Mvv-nareisaanvraag, feitelijke gezinsband, evenredigheidsbeginsel, artikel 4:84 Awb
Volgens eiseressen zou de afwijzing van de mvv-aanvragen leiden tot onevenredige gevolgen in verhouding tot de daarmee te dienen doelen. Zo is het zelfstandig bestaan in Turkije moeilijk en gevaarlijk, omdat de overheid druk uitoefent op Gülenisten. Eiseressen kunnen hierdoor niet werken. Ter onderbouwing verwijzen eiseressen naar het algemeen ambtsbericht van de minister van Buitenlandse Zaken inzake Turkije van maart 2022. Daarnaast dient de eenheid van het gezin gerespecteerd te worden volgens eiseressen.

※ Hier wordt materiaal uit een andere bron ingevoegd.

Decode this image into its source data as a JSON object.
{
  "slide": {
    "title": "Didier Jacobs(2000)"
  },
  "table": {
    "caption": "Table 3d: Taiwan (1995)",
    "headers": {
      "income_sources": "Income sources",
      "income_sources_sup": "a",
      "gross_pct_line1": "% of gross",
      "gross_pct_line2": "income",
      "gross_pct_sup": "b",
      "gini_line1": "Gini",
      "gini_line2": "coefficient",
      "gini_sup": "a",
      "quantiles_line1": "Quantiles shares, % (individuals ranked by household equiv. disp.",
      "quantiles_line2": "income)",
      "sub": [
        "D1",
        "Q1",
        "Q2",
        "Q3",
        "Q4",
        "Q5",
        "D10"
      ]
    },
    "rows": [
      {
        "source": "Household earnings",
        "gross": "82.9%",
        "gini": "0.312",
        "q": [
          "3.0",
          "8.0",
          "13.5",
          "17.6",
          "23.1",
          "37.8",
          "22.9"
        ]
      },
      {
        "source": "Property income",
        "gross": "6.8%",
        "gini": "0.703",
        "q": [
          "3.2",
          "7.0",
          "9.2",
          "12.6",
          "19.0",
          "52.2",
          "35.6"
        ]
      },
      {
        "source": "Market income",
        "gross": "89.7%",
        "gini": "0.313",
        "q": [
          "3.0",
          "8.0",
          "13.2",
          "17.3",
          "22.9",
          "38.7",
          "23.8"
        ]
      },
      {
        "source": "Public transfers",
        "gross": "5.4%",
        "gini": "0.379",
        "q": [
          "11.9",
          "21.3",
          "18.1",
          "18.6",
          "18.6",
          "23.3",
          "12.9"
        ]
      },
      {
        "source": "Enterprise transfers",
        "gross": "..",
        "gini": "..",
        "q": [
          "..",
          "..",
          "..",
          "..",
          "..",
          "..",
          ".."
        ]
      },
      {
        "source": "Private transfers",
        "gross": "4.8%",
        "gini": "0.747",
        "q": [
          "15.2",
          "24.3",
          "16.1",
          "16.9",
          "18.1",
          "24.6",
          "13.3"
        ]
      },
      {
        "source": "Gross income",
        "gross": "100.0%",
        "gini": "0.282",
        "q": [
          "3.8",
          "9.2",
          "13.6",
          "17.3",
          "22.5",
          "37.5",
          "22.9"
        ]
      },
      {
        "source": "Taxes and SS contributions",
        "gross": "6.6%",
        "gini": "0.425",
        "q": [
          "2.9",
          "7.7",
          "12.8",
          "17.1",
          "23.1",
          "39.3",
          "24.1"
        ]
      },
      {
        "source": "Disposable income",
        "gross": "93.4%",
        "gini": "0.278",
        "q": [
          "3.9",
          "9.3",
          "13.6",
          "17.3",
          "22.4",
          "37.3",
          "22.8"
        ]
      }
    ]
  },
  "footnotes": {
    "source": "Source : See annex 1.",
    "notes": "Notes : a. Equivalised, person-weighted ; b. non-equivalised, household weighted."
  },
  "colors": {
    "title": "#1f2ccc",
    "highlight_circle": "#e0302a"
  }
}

Gelet op de uitspraak van de Afdeling van 2 februari 202212 en artikel 4:84 van de Awb dient verweerder een afgewogen en deugdelijke motivering te geven over de vraag welke gevolgen het bestreden besluit heeft voor eiseressen en of deze gevolgen evenredig zijn in verhouding tot het doel van de beleidsregel. Hierbij dient verweerder onderscheid te maken tussen de geschiktheid, noodzakelijkheid en evenwichtigheid van het bestreden besluit. De rechtbank is van oordeel dat verweerder onvoldoende de belangen en omstandigheden van eiseressen, zoals genoemd in rechtsoverweging 9 en 11, heeft betrokken bij de besluitvorming. Verweerder heeft dan ook ondeugdelijk gemotiveerd waarom hij geen aanleiding ziet in de door eiseressen aangevoerde omstandigheden om van het toegepaste beleid af te wijken, al dan niet met analoge toepassing van de in overweging 10 genoemde beleidsregel over buitenshuis wonende kinderen die een volledige dagopleiding volgen.
Hoorplicht in bezwaar
13. Van horen in bezwaar kan met toepassing van artikel 7:3, aanhef en onder b, van de Awb worden afgezien, indien het bezwaar kennelijk ongegrond is. Van een kennelijk ongegrond bezwaar kan slechts sprake zijn wanneer uit een bezwaarschrift volgt dat de bezwaren ongegrond zijn en redelijkerwijs geen twijfel mogelijk is over die conclusie. Naar het oordeel van de rechtbank heeft verweerder zich ten onrechte op het standpunt gesteld dat op voorhand redelijkerwijs geen twijfel bestond, omdat eiseressen wijzen op omstandigheden die blijk geven dat verweerder kennelijk wel ruimte heeft om onder bepaalde omstandigheden een mvv te verlenen wanneer sprake is van een situatie van uithuiswoning ten tijde van de studie. Verweerder had eiseressen daarom voor het nemen van het bestreden besluit in de gelegenheid moeten stellen om te worden gehoord. Nu verweerder dat heeft nagelaten, is het bestreden besluit in strijd met artikel 7:2, eerste lid, van de Awb tot stand gekomen.